Eugenie Breithut-Munk (12 July 1867, Vienna - 21 July 1915, Vienna) was an Austrian painter; specializing in portraits and genre scenes. She also designed bookplates, in the Art Nouveau style.

== Biography ==
She learned drawing at the "Allgemeinen Zeichenschule für Frauen und Mädchen" (drawing school for women and girls), from the architect, Franz Pönninger. This was followed by studies at the "Kunstgewerbeschule des K. K. Österreichischen Museums" (now the University of Applied Arts) with Karl Karger and Alois Delug. She then went to Munich, where she enrolled at the Damenakademie (Ladies' Academy), founded by Bertha von Tarnóczy. There, she studied with Ludwig Schmid-Reutte.
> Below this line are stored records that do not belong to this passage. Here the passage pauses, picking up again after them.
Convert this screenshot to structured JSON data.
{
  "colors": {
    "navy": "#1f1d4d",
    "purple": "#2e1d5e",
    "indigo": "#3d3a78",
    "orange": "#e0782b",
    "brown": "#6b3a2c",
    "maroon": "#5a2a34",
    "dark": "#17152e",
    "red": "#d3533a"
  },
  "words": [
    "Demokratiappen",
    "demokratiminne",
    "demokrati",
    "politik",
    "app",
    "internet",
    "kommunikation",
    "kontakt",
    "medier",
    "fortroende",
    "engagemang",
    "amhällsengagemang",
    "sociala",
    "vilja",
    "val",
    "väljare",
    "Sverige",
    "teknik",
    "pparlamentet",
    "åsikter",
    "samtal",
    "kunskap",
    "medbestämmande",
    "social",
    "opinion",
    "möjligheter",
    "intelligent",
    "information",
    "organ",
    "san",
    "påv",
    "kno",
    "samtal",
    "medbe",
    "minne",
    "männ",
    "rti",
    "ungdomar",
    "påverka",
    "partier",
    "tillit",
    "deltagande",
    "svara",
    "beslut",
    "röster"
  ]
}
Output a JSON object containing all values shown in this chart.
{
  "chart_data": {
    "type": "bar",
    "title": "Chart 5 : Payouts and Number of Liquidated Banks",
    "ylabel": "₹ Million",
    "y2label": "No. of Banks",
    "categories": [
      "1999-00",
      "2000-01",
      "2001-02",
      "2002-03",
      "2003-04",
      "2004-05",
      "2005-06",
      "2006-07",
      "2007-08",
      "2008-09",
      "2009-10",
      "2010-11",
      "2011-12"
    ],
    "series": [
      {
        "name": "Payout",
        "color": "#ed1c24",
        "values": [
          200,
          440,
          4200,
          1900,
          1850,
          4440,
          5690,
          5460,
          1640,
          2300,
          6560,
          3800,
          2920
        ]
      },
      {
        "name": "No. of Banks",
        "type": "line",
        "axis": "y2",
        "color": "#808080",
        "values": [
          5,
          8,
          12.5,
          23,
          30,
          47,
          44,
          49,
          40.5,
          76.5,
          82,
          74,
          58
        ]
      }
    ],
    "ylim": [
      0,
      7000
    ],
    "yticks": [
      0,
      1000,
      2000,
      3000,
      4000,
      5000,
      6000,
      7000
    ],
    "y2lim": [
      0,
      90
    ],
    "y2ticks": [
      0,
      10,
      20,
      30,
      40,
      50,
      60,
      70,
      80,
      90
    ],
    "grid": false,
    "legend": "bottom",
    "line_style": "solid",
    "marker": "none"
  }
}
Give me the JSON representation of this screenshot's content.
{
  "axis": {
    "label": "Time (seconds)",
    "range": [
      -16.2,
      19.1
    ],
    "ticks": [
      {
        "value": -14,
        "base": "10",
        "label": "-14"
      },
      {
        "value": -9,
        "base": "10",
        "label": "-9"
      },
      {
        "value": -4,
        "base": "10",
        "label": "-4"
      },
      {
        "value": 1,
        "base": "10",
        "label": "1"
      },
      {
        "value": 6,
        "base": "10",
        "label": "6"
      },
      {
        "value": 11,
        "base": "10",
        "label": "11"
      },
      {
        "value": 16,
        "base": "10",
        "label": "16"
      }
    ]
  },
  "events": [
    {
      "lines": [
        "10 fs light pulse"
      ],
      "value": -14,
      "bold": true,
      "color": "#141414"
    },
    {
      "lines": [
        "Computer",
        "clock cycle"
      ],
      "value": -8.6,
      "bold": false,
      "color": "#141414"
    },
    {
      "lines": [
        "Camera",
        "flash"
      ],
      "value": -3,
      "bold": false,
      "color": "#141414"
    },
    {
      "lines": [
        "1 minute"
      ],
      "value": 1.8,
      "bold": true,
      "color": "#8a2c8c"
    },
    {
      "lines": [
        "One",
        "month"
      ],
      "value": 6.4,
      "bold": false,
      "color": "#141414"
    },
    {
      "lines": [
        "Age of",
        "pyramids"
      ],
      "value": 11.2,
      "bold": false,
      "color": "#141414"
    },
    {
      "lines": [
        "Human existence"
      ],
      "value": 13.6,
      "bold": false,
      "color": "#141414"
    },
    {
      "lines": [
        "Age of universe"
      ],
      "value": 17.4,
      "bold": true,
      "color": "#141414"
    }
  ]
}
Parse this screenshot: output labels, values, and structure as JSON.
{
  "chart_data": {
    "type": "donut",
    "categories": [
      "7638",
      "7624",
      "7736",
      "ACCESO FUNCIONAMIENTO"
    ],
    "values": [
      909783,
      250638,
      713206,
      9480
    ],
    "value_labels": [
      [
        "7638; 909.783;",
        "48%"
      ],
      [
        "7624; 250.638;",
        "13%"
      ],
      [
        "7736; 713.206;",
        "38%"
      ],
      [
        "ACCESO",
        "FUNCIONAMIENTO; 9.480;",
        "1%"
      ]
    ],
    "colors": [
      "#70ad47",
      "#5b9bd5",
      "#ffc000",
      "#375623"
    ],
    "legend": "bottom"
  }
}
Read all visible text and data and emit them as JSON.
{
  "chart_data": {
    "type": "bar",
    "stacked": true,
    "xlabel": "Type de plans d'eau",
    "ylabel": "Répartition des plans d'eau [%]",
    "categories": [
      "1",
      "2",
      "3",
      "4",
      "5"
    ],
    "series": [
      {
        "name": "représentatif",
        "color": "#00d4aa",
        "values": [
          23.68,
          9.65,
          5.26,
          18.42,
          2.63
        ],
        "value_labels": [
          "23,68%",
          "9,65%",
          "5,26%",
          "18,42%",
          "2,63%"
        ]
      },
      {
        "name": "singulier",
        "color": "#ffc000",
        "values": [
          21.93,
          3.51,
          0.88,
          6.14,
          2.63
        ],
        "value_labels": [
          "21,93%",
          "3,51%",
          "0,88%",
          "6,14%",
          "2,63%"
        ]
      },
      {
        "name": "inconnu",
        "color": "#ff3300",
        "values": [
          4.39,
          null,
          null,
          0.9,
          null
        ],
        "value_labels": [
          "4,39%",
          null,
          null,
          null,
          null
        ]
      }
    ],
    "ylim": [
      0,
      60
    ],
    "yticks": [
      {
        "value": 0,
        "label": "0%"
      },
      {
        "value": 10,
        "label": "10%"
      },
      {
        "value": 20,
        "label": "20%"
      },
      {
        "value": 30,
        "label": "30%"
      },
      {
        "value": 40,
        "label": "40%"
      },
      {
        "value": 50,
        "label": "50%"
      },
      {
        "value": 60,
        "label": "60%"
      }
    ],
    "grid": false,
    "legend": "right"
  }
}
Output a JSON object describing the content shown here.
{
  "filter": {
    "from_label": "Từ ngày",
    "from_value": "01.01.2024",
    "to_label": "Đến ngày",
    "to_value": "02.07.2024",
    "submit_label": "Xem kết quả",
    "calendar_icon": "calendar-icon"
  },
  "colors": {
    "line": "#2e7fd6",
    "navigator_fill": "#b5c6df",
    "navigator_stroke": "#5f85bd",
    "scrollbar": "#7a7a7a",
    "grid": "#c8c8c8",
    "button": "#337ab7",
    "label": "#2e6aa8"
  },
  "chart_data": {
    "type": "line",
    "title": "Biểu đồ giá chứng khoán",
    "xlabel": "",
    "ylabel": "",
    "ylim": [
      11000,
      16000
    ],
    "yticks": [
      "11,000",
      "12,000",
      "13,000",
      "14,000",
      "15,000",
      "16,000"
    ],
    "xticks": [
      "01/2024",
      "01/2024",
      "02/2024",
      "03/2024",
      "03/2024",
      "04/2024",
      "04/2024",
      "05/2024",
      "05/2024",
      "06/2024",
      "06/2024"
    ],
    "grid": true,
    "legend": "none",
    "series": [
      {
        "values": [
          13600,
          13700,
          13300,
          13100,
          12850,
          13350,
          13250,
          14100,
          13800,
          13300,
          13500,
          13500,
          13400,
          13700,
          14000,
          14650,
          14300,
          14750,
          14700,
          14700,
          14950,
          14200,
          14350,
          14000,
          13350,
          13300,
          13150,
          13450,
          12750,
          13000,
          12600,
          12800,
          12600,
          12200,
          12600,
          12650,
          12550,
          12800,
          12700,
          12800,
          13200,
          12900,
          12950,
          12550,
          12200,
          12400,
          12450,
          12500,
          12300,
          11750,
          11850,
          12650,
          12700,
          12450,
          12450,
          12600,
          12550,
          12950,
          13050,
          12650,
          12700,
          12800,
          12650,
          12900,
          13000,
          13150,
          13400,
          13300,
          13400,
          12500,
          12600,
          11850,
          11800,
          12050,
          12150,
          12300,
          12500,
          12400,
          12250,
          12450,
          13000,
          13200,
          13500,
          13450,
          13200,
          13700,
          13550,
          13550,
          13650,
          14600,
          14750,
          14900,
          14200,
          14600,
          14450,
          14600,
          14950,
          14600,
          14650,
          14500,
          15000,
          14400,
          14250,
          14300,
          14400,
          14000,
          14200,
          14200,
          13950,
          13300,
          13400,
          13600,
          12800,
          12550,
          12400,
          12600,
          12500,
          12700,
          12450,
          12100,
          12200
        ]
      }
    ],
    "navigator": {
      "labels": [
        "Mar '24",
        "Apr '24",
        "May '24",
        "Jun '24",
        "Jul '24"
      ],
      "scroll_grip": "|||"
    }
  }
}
A scholarship grant enabled her to make study trips to Paris and London. In 1892, she had her first exhibit, in Paris, at the "Exposition des arts de la femme". She returned to Vienna in 1900. Shortly after, she married the painter and sculptor, Peter Breithut.

In 1901, she was one of the co-founders of the Acht Künstlerinnen, which had the goal of making works by female artists more accessible to the public. The other original members were Olga Wisinger-Florian (who began the organizing process), Marie Egner, Marianne von Eschenburg, Susanne Granitsch, Marie Müller, Teresa Feoderovna Ries, and Bertha von Tarnóczy. Until 1909, they exhibited bi-annually at the Salon Pisko. Other female artists were invited as guests; including Josefine Swoboda, Marie Arnsburg and Hermine von Janda. In 1906, they were represented at an exhibition in Earl's Court, London.

In 1908, she took part in the "Kunstschau am Heumarkt", with Gustav Klimt as the event's President. She also participated in several exhibitions at the Vienna Künstlerhaus, and with the Vienna Secession at the Secession Building.